The V1 inference capability is pluggable: it takes an InferenceProvider (the InferenceProvider SPI) at registration time. The default provider is StubInferenceProvider; the CyclingStubInferenceProvider is a test-only stub for non-determinism exercises. Real providers (OpenAI, Anthropic, Cohere) are V2; see EXTENDING.md §3.


10. When to add a new capability

Add a new capability when:

  • You have a domain-specific extraction or validation step that doesn't fit the V1 surface.
  • You want to ship a new algorithm (e.g. a custom regex library, a custom lookup table, a custom model wrapper).
  • You are shipping a new field type that the V1 capabilities cannot handle.
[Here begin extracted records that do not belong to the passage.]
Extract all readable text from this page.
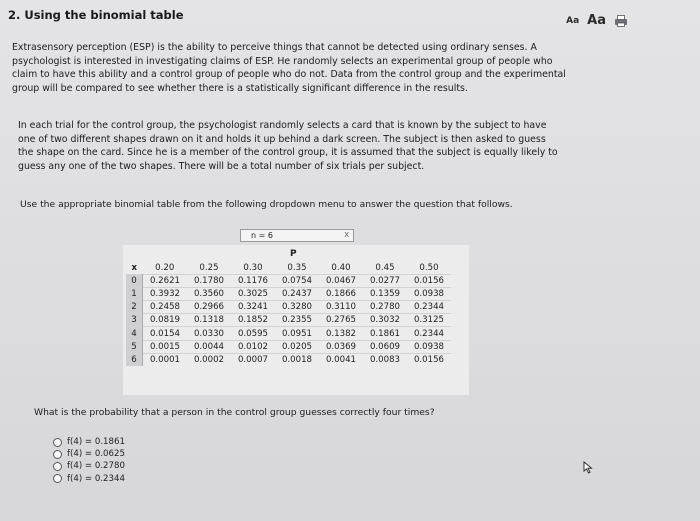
2. Using the binomial table	Aa Aa
Extrasensory perception (ESP) is the ability to perceive things that cannot be detected using ordinary senses. A psychologist is interested in investigating claims of ESP. He randomly selects an experimental group of people who claim to have this ability and a control group of people who do not. Data from the control group and the experimental group will be compared to see whether there is a statistically significant difference in the results.
In each trial for the control group, the psychologist randomly selects a card that is known by the subject to have one of two different shapes drawn on it and holds it up behind a dark screen. The subject is then asked to guess the shape on the card. Since he is a member of the control group, it is assumed that the subject is equally likely to guess any one of the two shapes. There will be a total number of six trials per subject.
Use the appropriate binomial table from the following dropdown menu to answer the question that follows.
n = 6	X
P
x	0.20	0.25	0.30	0.35	0.40	0.45	0.50
0	0.2621	0.1780	0.1176	0.0754	0.0467	0.0277	0.0156
1	0.3932	0.3560	0.3025	0.2437	0.1866	0.1359	0.0938
2	0.2458	0.2966	0.3241	0.3280	0.3110	0.2780	0.2344
3	0.0819	0.1318	0.1852	0.2355	0.2765	0.3032	0.3125
4	0.0154	0.0330	0.0595	0.0951	0.1382	0.1861	0.2344
5	0.0015	0.0044	0.0102	0.0205	0.0369	0.0609	0.0938
6	0.0001	0.0002	0.0007	0.0018	0.0041	0.0083	0.0156
What is the probability that a person in the control group guesses correctly four times?
f(4) = 0.1861
f(4) = 0.0625
f(4) = 0.2780
f(4) = 0.2344
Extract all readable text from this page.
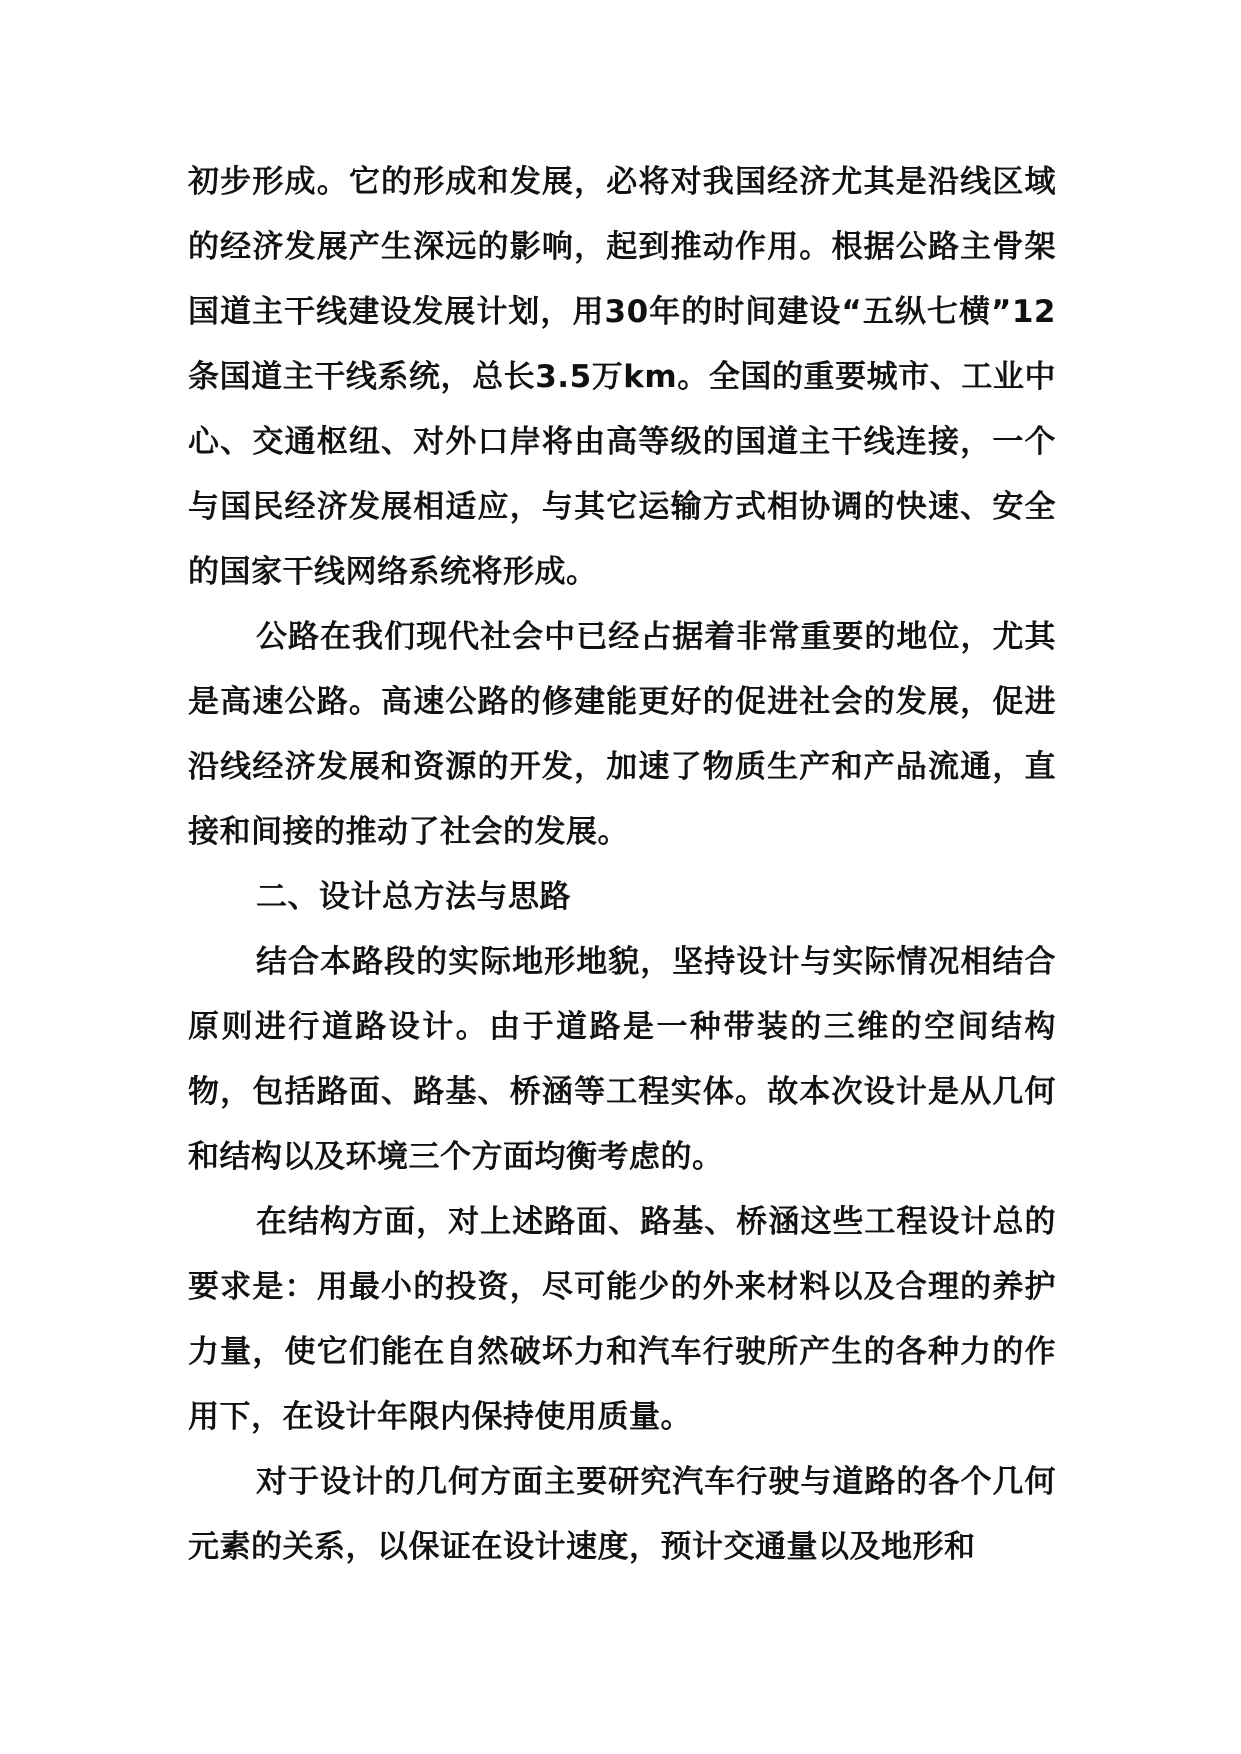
初步形成。它的形成和发展，必将对我国经济尤其是沿线区域的经济发展产生深远的影响，起到推动作用。根据公路主骨架国道主干线建设发展计划，用30年的时间建设“五纵七横”12条国道主干线系统，总长3.5万km。全国的重要城市、工业中心、交通枢纽、对外口岸将由高等级的国道主干线连接，一个与国民经济发展相适应，与其它运输方式相协调的快速、安全的国家干线网络系统将形成。

公路在我们现代社会中已经占据着非常重要的地位，尤其是高速公路。高速公路的修建能更好的促进社会的发展，促进沿线经济发展和资源的开发，加速了物质生产和产品流通，直接和间接的推动了社会的发展。

二、设计总方法与思路

结合本路段的实际地形地貌，坚持设计与实际情况相结合原则进行道路设计。由于道路是一种带装的三维的空间结构物，包括路面、路基、桥涵等工程实体。故本次设计是从几何和结构以及环境三个方面均衡考虑的。

在结构方面，对上述路面、路基、桥涵这些工程设计总的要求是：用最小的投资，尽可能少的外来材料以及合理的养护力量，使它们能在自然破坏力和汽车行驶所产生的各种力的作用下，在设计年限内保持使用质量。

对于设计的几何方面主要研究汽车行驶与道路的各个几何元素的关系，以保证在设计速度，预计交通量以及地形和
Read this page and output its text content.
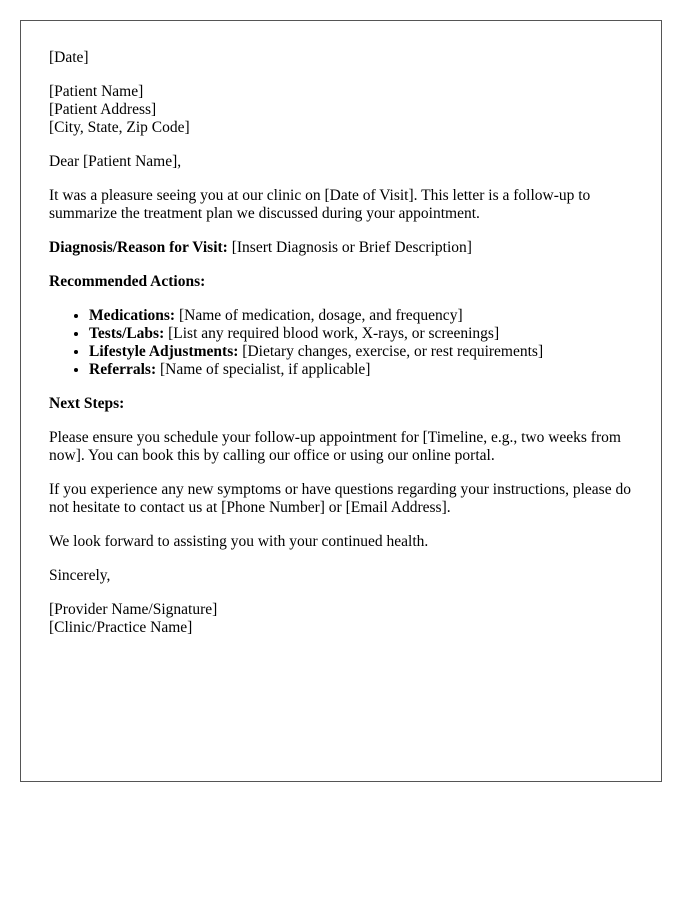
[Date]

[Patient Name]
[Patient Address]
[City, State, Zip Code]

Dear [Patient Name],

It was a pleasure seeing you at our clinic on [Date of Visit]. This letter is a follow-up to summarize the treatment plan we discussed during your appointment.

Diagnosis/Reason for Visit: [Insert Diagnosis or Brief Description]

Recommended Actions:

• Medications: [Name of medication, dosage, and frequency]
• Tests/Labs: [List any required blood work, X-rays, or screenings]
• Lifestyle Adjustments: [Dietary changes, exercise, or rest requirements]
• Referrals: [Name of specialist, if applicable]

Next Steps:

Please ensure you schedule your follow-up appointment for [Timeline, e.g., two weeks from now]. You can book this by calling our office or using our online portal.

If you experience any new symptoms or have questions regarding your instructions, please do not hesitate to contact us at [Phone Number] or [Email Address].

We look forward to assisting you with your continued health.

Sincerely,

[Provider Name/Signature]
[Clinic/Practice Name]
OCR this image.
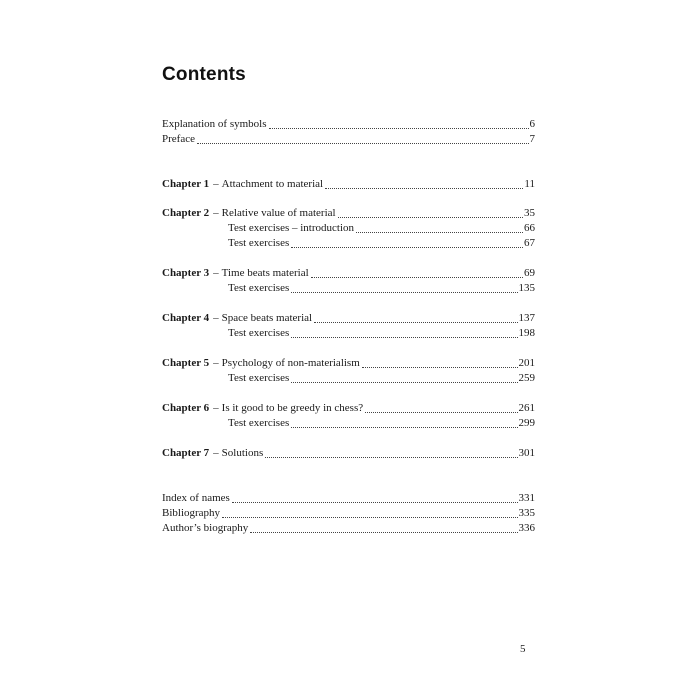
Contents
Explanation of symbols	6
Preface	7
Chapter 1 – Attachment to material	11
Chapter 2 – Relative value of material	35
Test exercises – introduction	66
Test exercises	67
Chapter 3 – Time beats material	69
Test exercises	135
Chapter 4 – Space beats material	137
Test exercises	198
Chapter 5 – Psychology of non-materialism	201
Test exercises	259
Chapter 6 – Is it good to be greedy in chess?	261
Test exercises	299
Chapter 7 – Solutions	301
Index of names	331
Bibliography	335
Author’s biography	336
5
Do not add a new capability when:

  • The operation can be expressed as a V1 capability (e.g. don't add phone_extraction — use regex_extraction with a phone regex).
  • The operation is a "policy" rather than an operation (use ResolutionPolicy or ContractPolicy instead).
  • The operation needs to read the contract or the raw input directly (it must go through CapabilityContext).

Capabilities require an ADR (see docs/adr/index.md) because they add a new public SPI. Custom extensions published as separate PyPI packages (paxman-<your-capability>) do not require an ADR for the Paxman core repo, but the extension should document its SPI compliance.